INSERT INTO dbo.TaskSchedulerItem (ItemStatus, TaskSchedulerID, DateLastUpdated)
SELECT TOP 10 'Pending', column_id, GETDATE()
FROM sys.columns
UNION ALL
SELECT TOP 10000 'Complete', column_id, GETDATE()-1
FROM sys.columns;

And now we can run our query against that data:

DECLARE @CurrentDateTime datetime2(0)   = GETDATE(),
        @TaskSchedulerID int            = 4,
        @TaskSchedulerItemID int;

SELECT TOP 1 @TaskSchedulerItemID = TaskSchedulerItemID
FROM dbo.TaskSchedulerItem
WHERE (
    ItemStatus IN ('Pending','Failed')
    OR
    ItemStatus = 'IN PROGRESS' AND DateLastUpdated < DATEADD(MINUTE, -1, @CurrentDateTime)
)
AND TaskSchedulerID = @TaskSchedulerID
ORDER BY DateLastUpdated;

SELECT @TaskSchedulerItemID;

And we can see that this query does a Clustered Index Scan: Clustered Index Scan

I don't know for sure that your query is doing a Clustered Index scan, but that is going to be my guess. We're only looking for one row--so ideally, we would be able to do a seek to that one row (or, at least fewer rows). The ORed criteria makes that a little bit trickier, so having a single index that always gets us the exact row is a bit challenging.

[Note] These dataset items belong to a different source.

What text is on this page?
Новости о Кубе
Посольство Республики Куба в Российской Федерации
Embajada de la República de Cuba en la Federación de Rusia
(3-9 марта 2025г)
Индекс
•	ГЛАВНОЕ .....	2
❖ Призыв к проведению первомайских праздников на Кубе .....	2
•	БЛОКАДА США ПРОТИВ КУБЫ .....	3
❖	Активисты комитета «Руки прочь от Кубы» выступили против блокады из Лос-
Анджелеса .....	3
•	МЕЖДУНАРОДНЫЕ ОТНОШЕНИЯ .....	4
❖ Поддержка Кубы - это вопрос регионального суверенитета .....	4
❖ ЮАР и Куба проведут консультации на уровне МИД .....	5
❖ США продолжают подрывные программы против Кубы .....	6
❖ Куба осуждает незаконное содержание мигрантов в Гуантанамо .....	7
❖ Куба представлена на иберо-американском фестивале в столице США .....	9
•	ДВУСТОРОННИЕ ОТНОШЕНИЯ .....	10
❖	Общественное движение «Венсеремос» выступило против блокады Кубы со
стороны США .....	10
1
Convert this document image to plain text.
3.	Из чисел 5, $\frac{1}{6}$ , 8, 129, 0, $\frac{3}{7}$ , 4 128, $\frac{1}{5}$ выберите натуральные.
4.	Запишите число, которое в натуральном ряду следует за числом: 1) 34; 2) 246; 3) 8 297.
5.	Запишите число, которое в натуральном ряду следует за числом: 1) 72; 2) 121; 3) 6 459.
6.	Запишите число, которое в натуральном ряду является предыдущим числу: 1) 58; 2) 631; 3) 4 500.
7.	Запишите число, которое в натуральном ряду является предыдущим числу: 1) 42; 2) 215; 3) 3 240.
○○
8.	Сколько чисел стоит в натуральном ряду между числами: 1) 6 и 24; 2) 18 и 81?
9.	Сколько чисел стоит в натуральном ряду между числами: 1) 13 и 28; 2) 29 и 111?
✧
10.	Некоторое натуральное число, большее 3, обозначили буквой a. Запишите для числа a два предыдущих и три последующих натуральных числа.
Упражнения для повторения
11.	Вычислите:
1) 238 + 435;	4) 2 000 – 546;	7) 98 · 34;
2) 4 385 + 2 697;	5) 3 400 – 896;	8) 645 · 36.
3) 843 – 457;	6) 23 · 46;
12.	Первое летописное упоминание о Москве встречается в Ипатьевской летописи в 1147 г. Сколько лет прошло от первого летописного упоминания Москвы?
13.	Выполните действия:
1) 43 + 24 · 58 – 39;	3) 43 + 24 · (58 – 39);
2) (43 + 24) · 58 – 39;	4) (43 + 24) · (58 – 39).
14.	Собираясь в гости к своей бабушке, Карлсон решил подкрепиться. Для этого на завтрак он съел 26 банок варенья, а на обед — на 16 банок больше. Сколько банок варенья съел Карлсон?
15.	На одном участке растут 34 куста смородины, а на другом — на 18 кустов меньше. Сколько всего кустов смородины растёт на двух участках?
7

Instead, we can just try to get close.

We can create an index on TaskSchedulerID (we always filter on that!), and DateLastUpdated (we always sort on that!), and ItemStatus (we filter on that, but in the OR, so it's a little trickier for SQL to search on that):

CREATE INDEX ix_TaskSchedulerId_ItemStatus 
    ON dbo.TaskSchedulerItem(TaskSchedulerID, DateLastUpdated, ItemStatus);

Huzzah! It's doing a seek!

Index Seek

That should make the query pretty darned fast... but what's that little warning symbol? Seek Warning

That's the "get close" part I was talking about. In my random sampling, the index seek was able to seek to 280 rows, then did some residual I/O to find the one row it needed that fit the critera. Based on the index I created, it is going to seek to the supplied @TaskSchedulerID, then start running along the DateLastUpdated column (remember, that's the ORDER BY on the query, then do "residual I/O" to figure out that ItemStatus criteria.

Depending on your data, that might be "good enough" to fix your performance issues. Or you might need to be a bit more clever. Since I don't know your actual schema, indexing, or data distribution, I can't hazard a better guess.

But really, you just need an index that will make your query go a lot faster, so that you use fewer DTUs.